Osprey by M. L. Buchman

Osprey by M. L. Buchman

Author:M. L. Buchman
Language: eng
Format: epub
Publisher: Buchman Bookworks, Inc.


35

Artemy decided the gods were with him when his phone buzzed just as he was showing his ID to the guard at FSB headquarters.

Shirinov: G here, top floor. Gromovo commander. Excellent.

On my way up. Meet me on 3. Shirinov’s security clearance wouldn’t unlock access to the top floor.

For once, the elevator behaved. It stopped at the third floor and Shirinov stepped in.

“Anything new?”

“Nothing much,” Shirinov handed him a sheet of paper.

“Major Alexej Pronichev. He’s Czech?”

“His grandparents,” Shirinov pointed farther down the page. “Moved to Saint Petersburg back when it was still Leningrad. Third generation military.”

“Three years Commander Gromovo Air Base.” Artemy scanned the rest quickly. Nothing special. Not incompetent but not shining either. The next sheet, the FSB’s report on him, was little more interesting. Petty graft—not that his position would allow him much more than that, but so little that it showed a certain lack of imagination.

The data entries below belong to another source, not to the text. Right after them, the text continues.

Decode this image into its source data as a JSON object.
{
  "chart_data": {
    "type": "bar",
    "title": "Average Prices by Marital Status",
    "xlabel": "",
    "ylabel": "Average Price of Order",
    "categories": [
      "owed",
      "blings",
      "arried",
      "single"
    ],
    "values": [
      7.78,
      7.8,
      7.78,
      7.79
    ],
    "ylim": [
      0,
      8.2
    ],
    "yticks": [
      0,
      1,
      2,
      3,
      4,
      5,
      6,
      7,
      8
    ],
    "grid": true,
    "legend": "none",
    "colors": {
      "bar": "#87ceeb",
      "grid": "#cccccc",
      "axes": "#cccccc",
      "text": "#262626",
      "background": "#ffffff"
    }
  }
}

The sheet behind was a photograph of a gorgeous young redhead. Even in the photograph the power of her intense blue eyes glared out at him. He stepped from the elevator on the top floor—and almost ran down General Murov.

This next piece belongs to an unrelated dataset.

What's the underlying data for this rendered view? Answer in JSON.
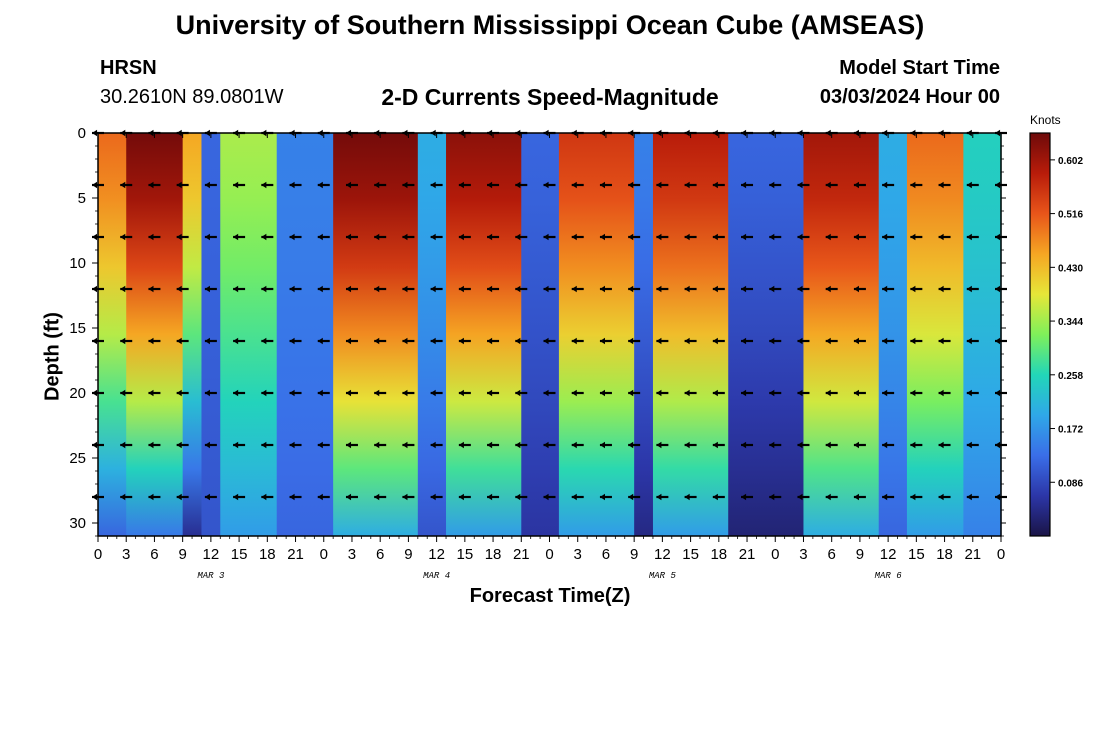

He and Shirinov snapped to attention and saluted. Artemy tried to read how Murov’s wife had taken the news, but he gave no sign.

Murov waved their salutes and glanced down at Artemy’s hands.

Artemy looked down and saw that he was still holding Natalia Murov’s picture. “Uh, she was lovely, sir. I never had the pleasure of meeting her.”

“Hmmm,” Murov grunted. “What else do you have, Turgenev?”

“I have only just returned and glanced through the Gromovo commander’s file. He’s here now.”

“I know. Our people were quick.”

“I felt a priority code was appropriate.”

“Hmmm,” Murov offered no insight to his thoughts on that either. “What else?”

Artemy turned to the next page after Natalia’s picture. There was too much to absorb quickly. “Shirinov?”

The man stood even straighter if possible. “The number of hazardous sorties assigned to Captain Ivanovna, er, Murov, was far above the norm for other pilots at the base.”

“Govno!” Artemy scanned the additional attachments. “By a factor of ten to twenty in some cases.” Then he realized who he’d just sworn in front of and looked up slowly.

Murov was watching him impassively.

“Sorry, sir. But only the very best pilots like Captain Novikov, who died in the initial Antarctic crash—” Not smooth, Artemy. His death had triggered the whole disaster there, including his predecessor’s death. Plunge ahead. “Only the very best pilots log these kinds of hours. And never so many of them in dangerous missions. It’s as if she was singled out by her commander.”

“Shall we go find out why?”

“Yes sir.” And that’s when Artemy fully absorbed where they were. In the few times he’d come here to this building with reports for Colonel Romanoff and the year since taking command first of Antarctic operations, then the whole of the AARI, he’d only heard the vaguest rumors that the Lubyanka Prison still operated.

Years ago the prison had been turned into a museum, which required special permission and escort to visit.